Synopses & Reviews
An astonishingly inventive, wonderfully exuberant novel that takes us from the shimmering dunes of ancient Egypt to the war-torn streets of twenty-first-century Lebanon.
In 2003, Osama al-Kharrat returns to Beirut after many years in America to stand vigil at his father's deathbed. The city is a shell of the Beirut Osama remembers, but he and his friends and family take solace in the things that have always sustained them: gossip, laughter, and, above all, stories.
Osama's grandfather was a hakawati, or storyteller, and his bewitching stories of his arrival in Lebanon, an orphan of the Turkish wars, and of how he earned the name al-Kharrat, the fibster are interwoven with classic tales of the Middle East, stunningly reimagined. Here are Abraham and Isaac; Ishmael, father of the Arab tribes; the ancient, fabled Fatima; and Baybars, the slave prince who vanquished the Crusaders. Here, too, are contemporary Lebanese whose stories tell a larger, heartbreaking tale of seemingly endless war and of survival.

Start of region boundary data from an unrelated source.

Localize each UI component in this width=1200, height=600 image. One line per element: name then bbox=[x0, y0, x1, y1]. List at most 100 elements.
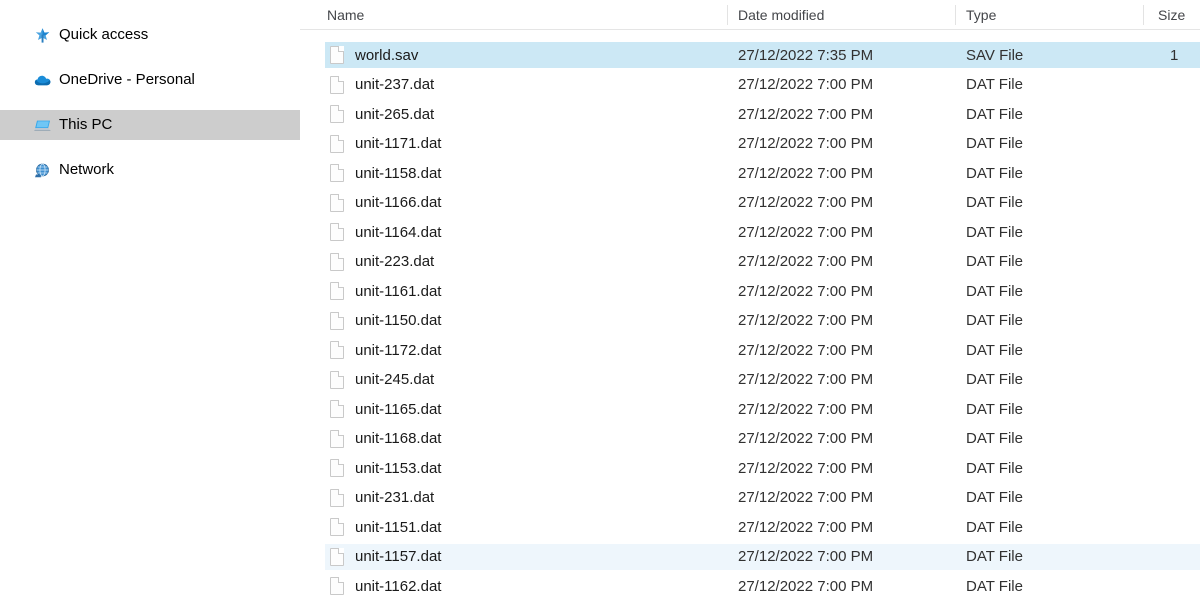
table-row[interactable]: unit-1150.dat 27/12/2022 7:00 PM DAT File bbox=[325, 308, 1200, 334]
column-header-date[interactable]: Date modified bbox=[738, 0, 824, 30]
table-row[interactable]: unit-1158.dat 27/12/2022 7:00 PM DAT File bbox=[325, 160, 1200, 186]
cell-date: 27/12/2022 7:00 PM bbox=[738, 400, 874, 418]
table-row[interactable]: unit-1164.dat 27/12/2022 7:00 PM DAT File bbox=[325, 219, 1200, 245]
cell-type: DAT File bbox=[966, 253, 1023, 270]
column-divider-0[interactable] bbox=[727, 5, 728, 25]
table-row[interactable]: unit-223.dat 27/12/2022 7:00 PM DAT File bbox=[325, 249, 1200, 275]
column-header-name[interactable]: Name bbox=[327, 0, 364, 30]
cell-type: DAT File bbox=[966, 282, 1023, 300]
file-icon bbox=[330, 282, 344, 300]
column-header-size[interactable]: Size bbox=[1158, 0, 1185, 30]
file-icon bbox=[330, 105, 344, 123]
pin-star-icon bbox=[34, 27, 51, 44]
cell-date: 27/12/2022 7:00 PM bbox=[738, 548, 874, 565]
file-icon bbox=[330, 252, 344, 271]
file-icon bbox=[330, 577, 344, 595]
network-icon bbox=[34, 162, 51, 179]
cell-date: 27/12/2022 7:00 PM bbox=[738, 489, 874, 506]
file-icon bbox=[330, 311, 344, 330]
sidebar-item-label: Network bbox=[59, 161, 115, 178]
file-icon bbox=[330, 488, 344, 507]
cell-name: unit-1171.dat bbox=[355, 135, 442, 152]
sidebar-item-this-pc[interactable]: This PC bbox=[0, 110, 300, 140]
cell-type: DAT File bbox=[966, 548, 1023, 565]
cell-date: 27/12/2022 7:00 PM bbox=[738, 282, 874, 300]
cell-date: 27/12/2022 7:00 PM bbox=[738, 577, 874, 595]
table-row[interactable]: unit-1171.dat 27/12/2022 7:00 PM DAT File bbox=[325, 131, 1200, 157]
cell-name: unit-1168.dat bbox=[355, 430, 442, 447]
cell-date: 27/12/2022 7:00 PM bbox=[738, 105, 874, 123]
table-row[interactable]: unit-265.dat 27/12/2022 7:00 PM DAT File bbox=[325, 101, 1200, 127]
cell-type: DAT File bbox=[966, 312, 1023, 329]
table-row[interactable]: unit-245.dat 27/12/2022 7:00 PM DAT File bbox=[325, 367, 1200, 393]
cell-name: unit-1162.dat bbox=[355, 577, 442, 595]
sidebar-item-label: Quick access bbox=[59, 26, 149, 43]
cell-date: 27/12/2022 7:00 PM bbox=[738, 253, 874, 270]
cell-date: 27/12/2022 7:00 PM bbox=[738, 76, 874, 93]
cell-type: DAT File bbox=[966, 430, 1023, 447]
cell-name: unit-1153.dat bbox=[355, 459, 442, 477]
column-header-type[interactable]: Type bbox=[966, 0, 996, 30]
file-icon bbox=[330, 370, 344, 389]
file-icon bbox=[330, 341, 344, 359]
table-row[interactable]: unit-1168.dat 27/12/2022 7:00 PM DAT File bbox=[325, 426, 1200, 452]
cell-type: DAT File bbox=[966, 341, 1023, 359]
cell-name: unit-237.dat bbox=[355, 76, 435, 93]
file-icon bbox=[330, 400, 344, 418]
file-icon bbox=[330, 75, 344, 94]
cell-name: unit-265.dat bbox=[355, 105, 435, 123]
table-row[interactable]: world.sav 27/12/2022 7:35 PM SAV File 1 bbox=[325, 42, 1200, 68]
file-list-rows: world.sav 27/12/2022 7:35 PM SAV File 1 unit… bbox=[300, 42, 1200, 600]
navigation-pane: Quick access OneDrive - Personal This PC Ne… bbox=[0, 0, 300, 600]
cell-date: 27/12/2022 7:00 PM bbox=[738, 194, 874, 211]
file-icon bbox=[330, 46, 344, 64]
table-row[interactable]: unit-231.dat 27/12/2022 7:00 PM DAT File bbox=[325, 485, 1200, 511]
cell-date: 27/12/2022 7:35 PM bbox=[738, 46, 874, 64]
column-divider-2[interactable] bbox=[1143, 5, 1144, 25]
sidebar-item-quick-access[interactable]: Quick access bbox=[0, 20, 300, 50]
sidebar-item-label: OneDrive - Personal bbox=[59, 71, 195, 88]
sidebar-item-network[interactable]: Network bbox=[0, 155, 300, 185]
cell-type: DAT File bbox=[966, 489, 1023, 506]
sidebar-item-onedrive-personal[interactable]: OneDrive - Personal bbox=[0, 65, 300, 95]
sidebar-item-label: This PC bbox=[59, 116, 113, 133]
file-icon bbox=[330, 164, 344, 182]
table-row[interactable]: unit-1165.dat 27/12/2022 7:00 PM DAT File bbox=[325, 396, 1200, 422]
cell-type: DAT File bbox=[966, 400, 1023, 418]
file-icon bbox=[330, 547, 344, 566]
cell-name: unit-1157.dat bbox=[355, 548, 442, 565]
file-icon bbox=[330, 193, 344, 212]
file-explorer-window: Quick access OneDrive - Personal This PC Ne… bbox=[0, 0, 1200, 600]
column-divider-1[interactable] bbox=[955, 5, 956, 25]
table-row[interactable]: unit-237.dat 27/12/2022 7:00 PM DAT File bbox=[325, 72, 1200, 98]
file-icon bbox=[330, 429, 344, 448]
cloud-icon bbox=[34, 72, 51, 89]
cell-date: 27/12/2022 7:00 PM bbox=[738, 135, 874, 152]
table-row[interactable]: unit-1162.dat 27/12/2022 7:00 PM DAT File bbox=[325, 573, 1200, 599]
table-row[interactable]: unit-1161.dat 27/12/2022 7:00 PM DAT File bbox=[325, 278, 1200, 304]
cell-type: DAT File bbox=[966, 223, 1023, 241]
cell-type: DAT File bbox=[966, 135, 1023, 152]
cell-name: unit-245.dat bbox=[355, 371, 435, 388]
file-icon bbox=[330, 459, 344, 477]
table-row[interactable]: unit-1172.dat 27/12/2022 7:00 PM DAT File bbox=[325, 337, 1200, 363]
cell-name: unit-1166.dat bbox=[355, 194, 442, 211]
table-row[interactable]: unit-1151.dat 27/12/2022 7:00 PM DAT File bbox=[325, 514, 1200, 540]
cell-name: unit-1150.dat bbox=[355, 312, 442, 329]
file-icon bbox=[330, 518, 344, 536]
cell-name: unit-1164.dat bbox=[355, 223, 442, 241]
cell-date: 27/12/2022 7:00 PM bbox=[738, 223, 874, 241]
cell-name: unit-1158.dat bbox=[355, 164, 442, 182]
cell-date: 27/12/2022 7:00 PM bbox=[738, 459, 874, 477]
cell-name: unit-231.dat bbox=[355, 489, 435, 506]
cell-date: 27/12/2022 7:00 PM bbox=[738, 371, 874, 388]
table-row[interactable]: unit-1153.dat 27/12/2022 7:00 PM DAT File bbox=[325, 455, 1200, 481]
table-row[interactable]: unit-1157.dat 27/12/2022 7:00 PM DAT File bbox=[325, 543, 1200, 570]
cell-name: unit-1172.dat bbox=[355, 341, 442, 359]
cell-type: DAT File bbox=[966, 76, 1023, 93]
table-row[interactable]: unit-1166.dat 27/12/2022 7:00 PM DAT File bbox=[325, 190, 1200, 216]
cell-type: DAT File bbox=[966, 518, 1023, 536]
cell-date: 27/12/2022 7:00 PM bbox=[738, 341, 874, 359]
cell-date: 27/12/2022 7:00 PM bbox=[738, 312, 874, 329]
cell-name: unit-1165.dat bbox=[355, 400, 442, 418]
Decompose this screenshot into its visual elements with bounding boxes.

Like a true hakawati, Rabih Alameddine has given us an Arabian Nights for this century a funny, captivating novel that enchants and dazzles from its very first lines: "Listen. Let me take you on a journey beyond imagining. Let me tell you a story."
Review
"Opulent and picaresque...[A] grand saga....Alameddine, himself a brilliant hakawati, exuberantly reclaims and celebrates the art of wisdom of the war-torn Middle East in this stupendous, ameliorating, many-chambered palace of a novel." Booklist (Starred Review)
Review
"[A] one-of-a-kind novel....No one interested in boundary-defying fiction will want to miss Alameddine's high-wire act. A dizzying, prodigal display of storytelling overabundance." Kirkus Reviews (Starred Review)
Review
"[A] tour de force that interweaves at least five separate narratives into an exquisite tapestry....This magical novel is epic in proportion and will enchant readers everywhere. Recommended." Library Journal (Starred Review)
Review
"Alameddine should be commended for the chances he takes, and he certainly has prodigious skills that should not be discounted. But The Hakawati could have used some editorial tightening." The San Francisco Chronicle
Review
"[A] wildly imaginative patchwork of tales....Though reading such a chaotic book proves exhausting blame the author's desultory technique and dizzying array of characters several stories both charm and amuse." Milwaukee Journal Sentinel
Review
"This book covers ambitious terrain, and the author succeeds in doing what he has proposed. In the process, Alameddine proves that he's the hakawati for our times." Rocky Mountain News
Synopsis
Alameddine's astonishingly inventive, wonderfully exuberant novel takes readers from the shimmering dunes of ancient Egypt to the war-torn streets of 21-century Lebanon. The Hakawati is a modern Arabian Nights a funny, captivating novel that enchants and dazzles.
About the Author
Rabih Alameddine is the author of Koolaids, The Perv, and I, the Divine. He divides his time between San Francisco and Beirut.